Cannella and Dooling presented “Including Persons with Disabilities in Diplomacy with the US Department of State,” where they discussed how the US Government aims to engage in disability-inclusive foreign policy and assistance through 163 embassies. and 93 consulates in the Department. Their presentation also discussed how the Department can integrate Diversity, Equity, Inclusion, and Accessibility (DEIA) more fully into its workforce and work culture.
Cannella and Dooling’s presentation focused on how US embassies and consulates are developing agile diplomacy, including emergency planning, and international disability advocacy. They encourage Deaf, Hard-of-Hearing, and Deaf-Blind participants to connect, participate, and collaborate with the US mission in their countries.
United States diplomacy is inspired by President Biden’s Executive Order 14035 on Diversity, Equity, Inclusion, and Accessibility in the Federal Workforce. Regarding accessible diplomacy, Cannella and Dooling noted that US embassies and consulates want a diverse workforce that includes people with disabilities and design embassy services with accessibility in mind. They shared stories of how US embassies and consulates that employ individuals with disabilities have encouraged employers in host countries to hire individuals with disabilities for the first time, and they noted that US diplomats were eager to learn how to serve the disabled around the world.

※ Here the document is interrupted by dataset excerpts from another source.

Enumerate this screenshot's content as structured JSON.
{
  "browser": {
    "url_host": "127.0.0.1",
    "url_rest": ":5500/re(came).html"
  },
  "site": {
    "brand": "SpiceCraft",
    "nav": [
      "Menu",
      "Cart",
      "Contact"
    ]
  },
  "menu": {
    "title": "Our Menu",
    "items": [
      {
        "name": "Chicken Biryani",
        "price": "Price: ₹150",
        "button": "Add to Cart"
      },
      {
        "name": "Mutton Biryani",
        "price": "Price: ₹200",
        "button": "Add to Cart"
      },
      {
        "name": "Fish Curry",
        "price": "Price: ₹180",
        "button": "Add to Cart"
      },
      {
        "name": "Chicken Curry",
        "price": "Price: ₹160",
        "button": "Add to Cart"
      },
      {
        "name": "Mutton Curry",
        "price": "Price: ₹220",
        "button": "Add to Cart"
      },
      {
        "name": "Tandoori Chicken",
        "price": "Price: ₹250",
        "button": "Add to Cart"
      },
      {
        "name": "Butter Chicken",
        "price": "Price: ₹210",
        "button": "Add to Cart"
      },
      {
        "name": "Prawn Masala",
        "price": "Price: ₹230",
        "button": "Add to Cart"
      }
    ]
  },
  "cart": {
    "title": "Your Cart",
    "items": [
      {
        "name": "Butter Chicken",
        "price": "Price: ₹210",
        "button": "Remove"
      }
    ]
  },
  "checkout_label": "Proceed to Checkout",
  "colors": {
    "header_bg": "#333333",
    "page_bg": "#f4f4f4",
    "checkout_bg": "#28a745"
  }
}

People with disabilities are 15%-25% of the global population, yet they are often left behind in humanitarian emergency and crisis response planning. When a humanitarian crisis occurs, people with disabilities are often the last to know. Cannella and Dooling noted that countries often do not include people with disabilities in planning for natural disasters and other emergencies. They emphasize that governments save lives when they are proactive rather than reactive in emergency preparedness.

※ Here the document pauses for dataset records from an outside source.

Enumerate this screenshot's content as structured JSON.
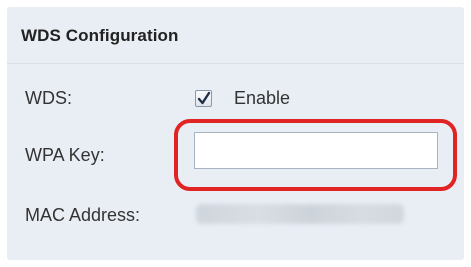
{
  "section": {
    "title": "WDS Configuration"
  },
  "wds": {
    "label": "WDS:",
    "checkbox_checked": true,
    "enable_label": "Enable"
  },
  "wpa_key": {
    "label": "WPA Key:",
    "value": "",
    "placeholder": ""
  },
  "mac_address": {
    "label": "MAC Address:",
    "value": ""
  },
  "colors": {
    "panel_background": "#e9eef5",
    "highlight_annotation": "#e02424"
  }
}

Finally, Cannella and Dooling discuss how the State Department and US diplomatic missions are advocating with foreign governments and civil society organizations to increase commitments and capacity to remove barriers and create a world that has adopted the full inclusion of people with disabilities. During the World Congress, the Department’s Deaf employees also interacted with two Deaf International Visitors’ Leadership Program (IVLP) alumni: Juan Angel De Gouveia from Venezuela and Samuel Munana from Rwanda. De Gouveia began a second four-year term on the board of the World Federation of the Deaf, and Munana presented “International Cooperation and Development: Rwanda National Union of the Deaf’s Experiences.” According to Munana, disability leadership is key: national associations of the Deaf are the ideal strategic choice for investing in Deaf populations around the world, and donors often ignore these national associations of Deaf in a hearing-centered world.

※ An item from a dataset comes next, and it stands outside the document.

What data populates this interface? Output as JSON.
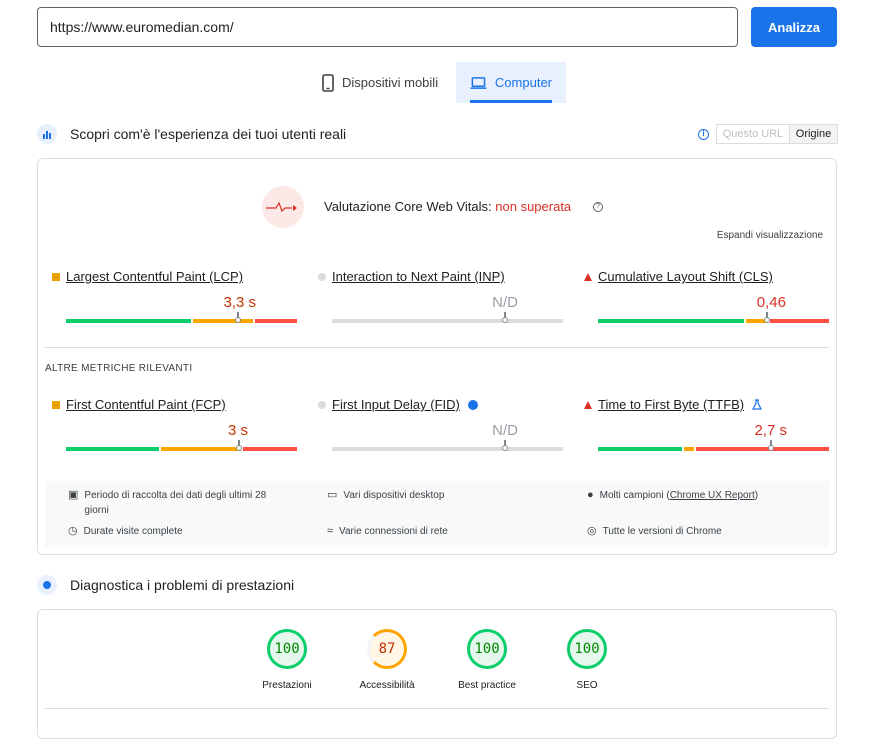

All employees of the Department who participated in the WFD are very grateful to the Bureau of Intelligence and Research and the Office of Civil Rights for their support and contributions that led to the event, and their engagement with international partnerships on disabilities. These partnerships hold great potential for accessible diplomacy, inclusive emergency planning, and international disability advocacy to create a brighter future.
About the Authors: Angela Cannella works in the Office of Civil Rights and Robb Dooling works in the Bureau of Intelligence and Research and is currently seconded part-time to the Secretary’s Office of Diversity and Inclusion.